Eh bien. Dire qu'on considère ce film comme le meilleur d'Hitchcock me fait doucement sourire. Certes j'ai une aversion assez poussée envers les œuvres du monsieur mais là n'est pas la question. J'avais été surpris et emballé par Psychose mais ici, c'est tout simplement l'ennui qui domine. Aucune tension, des acteurs mauvais et pas convaincants, une histoire d'amour bien molle et inintéressante et surtout, on dit Hitchcock le maitre pour jouer avec le spectateur mais honnêtement, j'avais capté la fin au milieu du film. Bref, je suis vraiment pas fan du travail d'Hitchcock et c'est pas ce film qui m'aura fait changer d'avis.
L'un des meilleurs Hitchcock, "Vertigo" continue d'inspirer les plus grands réalisateurs grâce aux trouvailles techniques dont le film regorge (séquences de rêve, plan de malaise,...), à son scénario fouillé et saisissant, et à son ambiance hors du commun. Vertigo est une expérience inoubliable. A voir au plus vite!
Grand film. Mais Hitchcock nous à habitués à des chef-d'oeuvre, donc on peut dire que ce film est un peu moins bon que d'autres qu'il a fait. Le scénario est beaucoup moins vertigineux que La mort aux trousses et les révélations sont un peu plus attendus. Pas le meilleur d'Hitchcock.

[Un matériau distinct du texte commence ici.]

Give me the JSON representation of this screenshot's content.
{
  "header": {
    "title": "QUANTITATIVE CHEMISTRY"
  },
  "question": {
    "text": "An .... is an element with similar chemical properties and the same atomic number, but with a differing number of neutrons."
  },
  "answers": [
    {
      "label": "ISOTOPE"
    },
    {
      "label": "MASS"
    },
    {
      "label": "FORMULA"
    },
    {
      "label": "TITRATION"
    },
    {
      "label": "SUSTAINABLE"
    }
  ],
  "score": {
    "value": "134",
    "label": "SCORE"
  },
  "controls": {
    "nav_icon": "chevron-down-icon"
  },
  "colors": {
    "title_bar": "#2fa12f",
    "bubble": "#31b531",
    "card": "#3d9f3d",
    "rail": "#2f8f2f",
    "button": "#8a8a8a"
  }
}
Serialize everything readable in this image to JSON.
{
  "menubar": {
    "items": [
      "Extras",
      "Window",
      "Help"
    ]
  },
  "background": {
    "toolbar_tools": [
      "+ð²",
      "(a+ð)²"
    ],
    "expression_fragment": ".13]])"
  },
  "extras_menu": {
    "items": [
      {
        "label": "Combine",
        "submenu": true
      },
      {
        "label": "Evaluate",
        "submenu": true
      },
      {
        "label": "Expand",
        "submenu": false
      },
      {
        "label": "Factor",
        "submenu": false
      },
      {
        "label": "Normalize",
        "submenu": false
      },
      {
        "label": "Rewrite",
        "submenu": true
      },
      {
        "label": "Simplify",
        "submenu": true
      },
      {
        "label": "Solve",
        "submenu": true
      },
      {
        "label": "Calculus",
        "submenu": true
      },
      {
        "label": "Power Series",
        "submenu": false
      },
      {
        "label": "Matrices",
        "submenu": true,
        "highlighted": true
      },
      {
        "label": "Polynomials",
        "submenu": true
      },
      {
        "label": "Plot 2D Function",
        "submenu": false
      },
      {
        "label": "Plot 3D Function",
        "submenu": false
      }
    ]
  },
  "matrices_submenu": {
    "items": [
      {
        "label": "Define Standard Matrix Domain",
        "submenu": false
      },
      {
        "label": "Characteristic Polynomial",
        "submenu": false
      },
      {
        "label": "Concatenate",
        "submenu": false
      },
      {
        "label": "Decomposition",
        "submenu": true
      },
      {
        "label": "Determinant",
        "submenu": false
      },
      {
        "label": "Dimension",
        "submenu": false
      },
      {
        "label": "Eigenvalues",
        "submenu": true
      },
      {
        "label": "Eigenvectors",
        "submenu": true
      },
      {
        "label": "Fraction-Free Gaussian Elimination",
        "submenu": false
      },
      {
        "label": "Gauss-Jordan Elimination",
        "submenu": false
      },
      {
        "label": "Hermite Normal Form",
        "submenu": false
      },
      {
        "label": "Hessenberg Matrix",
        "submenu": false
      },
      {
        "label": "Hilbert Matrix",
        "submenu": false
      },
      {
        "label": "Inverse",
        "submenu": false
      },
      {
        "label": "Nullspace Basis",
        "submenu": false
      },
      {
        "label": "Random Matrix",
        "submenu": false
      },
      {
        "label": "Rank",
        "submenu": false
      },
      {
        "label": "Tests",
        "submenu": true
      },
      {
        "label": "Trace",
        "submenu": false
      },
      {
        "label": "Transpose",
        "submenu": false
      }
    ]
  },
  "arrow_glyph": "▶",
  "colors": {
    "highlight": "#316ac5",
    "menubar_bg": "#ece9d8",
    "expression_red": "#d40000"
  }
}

En revoyant l'autre jour ce monumental et virtuose "Vertigo", après l'avoir déjà regardé et apprécié plusieurs fois au cours ma vie, je me suis rendu compte de deux choses : 1) (appréciation générale) L'histoire d'amour entre Kim et James est l'une des plus originales et intenses qui n'a jamais été filmée ; 2) (appréciation personnelle) Ce film est un élément constitutif de ma personne, ni plus ni moins.
Très bon film ! Alfred Hitchcock marque encore une fois l'histoire du cinéma, surtout grâce à son introduction d'une intensité rare. La bande-son est magistrale, et d'une efficacité rare ! Le scénario est plutôt bien ficelé, et les personnages sont biens développés (surtout Madeleine, j'ai adoré son côté femme fatale). Un film à voir !
Pour un film de 58, la retournement final et la réalisation est très bonne. Un très bon James Stewart ! Mon premier Hitchcock, avant les autres maintenant !
LE chef d'oeuvre d'Alfred Hitchcock. Il est de loin mon film préféré du maître du suspense : scénario parfait malgré quelques longueurs par moments, un suspens parfaitement dosé, de nombreuses scènes exceptionnelles sublimées par la performance des acteurs, un James Stewart incroyable livrant selon moi la meilleure performance de sa carrière, et la méconnue Kim Novak qui livre elle aussi une composition plus que convaincante. Immanquable!